Opinioni

Il direttore risponde. C'è anche una giustizia che ridona cura e forza a chi lotta col male

lunedì 28 luglio 2014
Gentile direttore,
lo scorso primo luglio mi ha riservato la gentilezza di pubblicare la lettera in cui denunciavo ciò che accadeva alla mia cara moglie: in cura, per un adenocarcinoma del polmone, presso l’ospedale Sant’Andrea di Roma si era vista prescrivere un farmaco "salvavita", a detta del primario, e che tuttavia né il nosocomio, né l’Asl di competenza le avevano poi dispensato, perché off-label (cioè non conforme alle attuali autorizzazioni tecniche ministeriali ndr). Ancora non trovo le parole per ringraziare lei, e il suo giornale, per l’attenzione che ci avete riservato e per le parole di solidarietà nel commento a quella lettera. È infatti con la più grande gioia e soddisfazione che le comunico che il Tribunale di Civitavecchia ha emesso una sentenza atta ad assicurare la tutela del diritto alla salute e alla vita di mia moglie: è stata così disposta la somministrazione del farmaco, con spese a carico del Servizio sanitario nazionale. Incontrare, nel momento del bisogno, persone come voi (la giornalista Viviana Daloiso, che mi ha pazientemente ascoltato anche in qualche farneticazione, e lei, che si è preso il tempo di valutare e soppesare il mio caso) è davvero un dono del Signore.
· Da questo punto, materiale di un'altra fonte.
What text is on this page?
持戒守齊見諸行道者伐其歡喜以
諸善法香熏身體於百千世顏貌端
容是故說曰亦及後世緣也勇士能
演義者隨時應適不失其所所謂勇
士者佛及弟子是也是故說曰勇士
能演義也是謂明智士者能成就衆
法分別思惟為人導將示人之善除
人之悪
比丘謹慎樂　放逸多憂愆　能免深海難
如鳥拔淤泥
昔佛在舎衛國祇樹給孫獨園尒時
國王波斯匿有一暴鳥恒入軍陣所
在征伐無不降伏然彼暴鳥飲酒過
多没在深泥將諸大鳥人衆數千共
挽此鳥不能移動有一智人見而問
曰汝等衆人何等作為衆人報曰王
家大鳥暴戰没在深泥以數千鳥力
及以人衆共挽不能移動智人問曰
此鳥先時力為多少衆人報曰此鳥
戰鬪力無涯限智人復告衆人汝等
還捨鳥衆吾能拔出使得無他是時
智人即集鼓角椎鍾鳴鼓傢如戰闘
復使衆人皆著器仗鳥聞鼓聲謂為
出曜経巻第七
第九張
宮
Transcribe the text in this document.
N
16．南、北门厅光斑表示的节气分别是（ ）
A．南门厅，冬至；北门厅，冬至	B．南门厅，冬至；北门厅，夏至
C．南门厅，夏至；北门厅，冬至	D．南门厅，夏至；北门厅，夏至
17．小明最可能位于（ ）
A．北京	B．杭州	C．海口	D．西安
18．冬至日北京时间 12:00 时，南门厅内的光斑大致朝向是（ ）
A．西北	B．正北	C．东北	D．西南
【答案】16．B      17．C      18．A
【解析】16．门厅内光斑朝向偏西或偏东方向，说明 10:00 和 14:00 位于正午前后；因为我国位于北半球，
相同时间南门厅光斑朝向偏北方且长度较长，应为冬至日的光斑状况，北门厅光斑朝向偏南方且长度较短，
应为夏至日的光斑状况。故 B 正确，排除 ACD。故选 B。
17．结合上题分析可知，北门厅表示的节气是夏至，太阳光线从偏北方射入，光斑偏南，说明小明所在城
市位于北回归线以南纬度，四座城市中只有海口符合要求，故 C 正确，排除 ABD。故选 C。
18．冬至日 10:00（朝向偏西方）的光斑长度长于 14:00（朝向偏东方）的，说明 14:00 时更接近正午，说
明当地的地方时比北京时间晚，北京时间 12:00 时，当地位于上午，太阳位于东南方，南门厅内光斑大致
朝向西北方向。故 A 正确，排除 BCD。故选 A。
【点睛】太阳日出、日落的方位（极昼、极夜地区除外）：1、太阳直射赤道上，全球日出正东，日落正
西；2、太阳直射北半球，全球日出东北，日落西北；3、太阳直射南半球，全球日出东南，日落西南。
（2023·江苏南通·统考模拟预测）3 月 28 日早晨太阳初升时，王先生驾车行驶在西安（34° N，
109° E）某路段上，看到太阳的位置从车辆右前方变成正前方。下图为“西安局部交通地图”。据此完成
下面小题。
Resta il dispiacere che un cittadino e una famiglia già logorati dal dramma di una gravissima malattia – e nel mio caso dagli inclementi acciacchi della vecchiaia – debbano lottare e ricorrere a ogni mezzo lecito per veder riconosciuto un diritto che spetta loro in modo pacifico e indiscutibile. È la nostra Italia, per fortuna fatta anche di comunità attente e sensibili alle buone cause, come quella di Avvenire. Grazie ancora e ogni bene per voi tutti.
                                                Gaetano Minasi, Ladispoli (Roma)Sento, caro signor Minasi, di dover essere io a ringraziare lei e non solo per il modo con cui dimostra di apprezzare il lavoro dei miei colleghi e mio, ma per lo stile con cui ha affrontato questa battaglia e la tenacia con cui l’ha condotta, da cittadino che chiede e ottiene giustizia con la forza delle buone ragioni. Grazie a Dio c’è stato un giudice, a Civitavecchia. Un buon giudice. E questa sentenza ha assicurato a sua moglie la cura (attraverso un assai costoso farmaco) che le era stata prescritta in una struttura sanitaria pubblica e che, per un cavillo normativo (uno dei tanti che ancora impacciano e funestano le vite di troppi italiani), la stessa Sanità le negava. Comprendo e condivido la sua amarezza per una ulteriore e sconcertante "lotta" di cui avrebbe volentieri fatto a meno. Ma sono davvero sollevato e rincuorato da questo esito, che è frutto del suo impegno, gentile amico, e che noi di "Avvenire" siamo felici di aver potuto e saputo accompagnare con il nostro sostegno morale. Sono sicuro che sollievo e speranza sono anche i sentimenti con i quali in questo momento sono accanto a sua moglie e a lei tutti gli amici lettori (parte integrante e decisiva della nostra «comunità» di lavoro e di valori, che ci aiutano in molti modi a mantenere, proprio come lei dice, «attenta e sensibile alle buone cause»). Il Signore conceda alla sua sposa e a lei tutta l’energia di cui avete bisogno in questa prova, e che gli uomini non congiurino più a farvela spendere per affrontare una sofferenza aggiuntiva. Mi permetta un fraterno abbraccio.